My answer uses the following syntax ax.fill_between(date_index, y1=ymin, y2=ymax, where=True/False), where I compute the y1 and y2 arguments manually from the axis object and where the where argument takes the recession data as a boolean of True or False values.
import pandas as pd
import matplotlib.pyplot as plt
# get data: see further down for `string_data`
df = pd.read_csv(string_data, skipinitialspace=True)
df['Date'] = pd.to_datetime(df['Date'])
# convenience function
def plot_series(ax, df, index='Date', cols=['M1'], area='USREC'):
# convert area variable to boolean
df[area] = df[area].astype(int).astype(bool)

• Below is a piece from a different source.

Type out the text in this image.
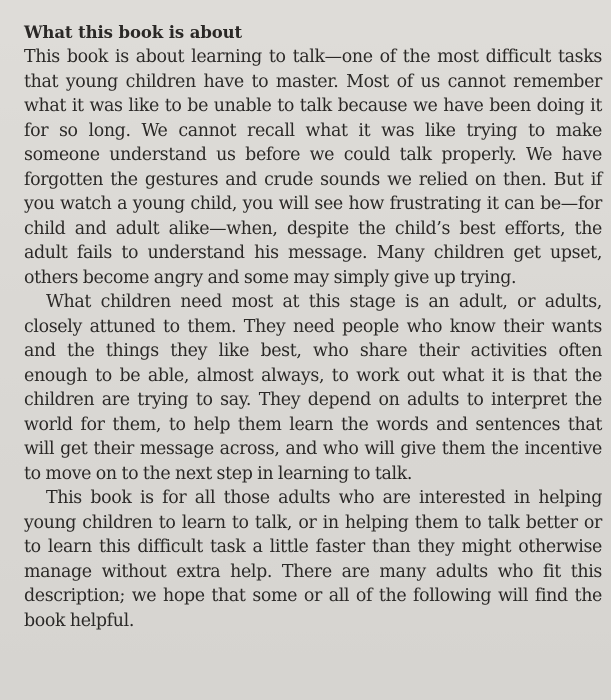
What this book is about

This book is about learning to talk—one of the most difficult tasks that young children have to master. Most of us cannot remember what it was like to be unable to talk because we have been doing it for so long. We cannot recall what it was like trying to make someone understand us before we could talk properly. We have forgotten the gestures and crude sounds we relied on then. But if you watch a young child, you will see how frustrating it can be—for child and adult alike—when, despite the child’s best efforts, the adult fails to understand his message. Many children get upset, others become angry and some may simply give up trying.

What children need most at this stage is an adult, or adults, closely attuned to them. They need people who know their wants and the things they like best, who share their activities often enough to be able, almost always, to work out what it is that the children are trying to say. They depend on adults to interpret the world for them, to help them learn the words and sentences that will get their message across, and who will give them the incentive to move on to the next step in learning to talk.

This book is for all those adults who are interested in helping young children to learn to talk, or in helping them to talk better or to learn this difficult task a little faster than they might otherwise manage without extra help. There are many adults who fit this description; we hope that some or all of the following will find the book helpful.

# set up an index based on date
df = df.set_index(keys=index, drop=False)
# line plot
df.plot(ax=ax, x=index, y=cols, color='blue')
# extract limits
y1, y2 = ax.get_ylim()
ax.fill_between(df[index].index, y1=y1, y2=y2, where=df[area], facecolor='grey', alpha=0.4)
return ax
# set up figure, axis
f, ax = plt.subplots()
plot_series(ax, df)
ax.grid(True)
plt.show()
# copy-pasted data from OP
from io import StringIO
string_data=StringIO("""
Date,USREC,M1
2000-12,0,1088.4
2001-01,0,1095.08
2001-02,0,1100.58
2001-03,0,1108.1
2001-04,1,1116.36
2001-05,1,1117.8
2001-06,1,1125.45
2001-07,1,1137.46
2001-08,1,1147.7
2001-09,1,1207.6
2001-10,1,1166.64
2001-11,1,1169.7
2001-12,0,1182.46
2002-01,0,1190.82
2002-02,0,1190.43
2002-03,0,1194.85
2002-04,0,1186.82
2002-05,0,1186.9
2002-06,0,1194.55
2002-07,0,1199.26
2002-08,0,1183.7
2002-09,0,1197.1
2002-10,0,1203.47""")
# after formatting, the data would look like this:
>>> df.head(2)
Date USREC M1
Date
2000-12-01 2000-12-01 False 1088.40
2001-01-01 2001-01-01 False 1095.08
See how the lines are vertical:
An alternative approach would be to use plt.axvspan() which would automatically calculate the y1 and y2values.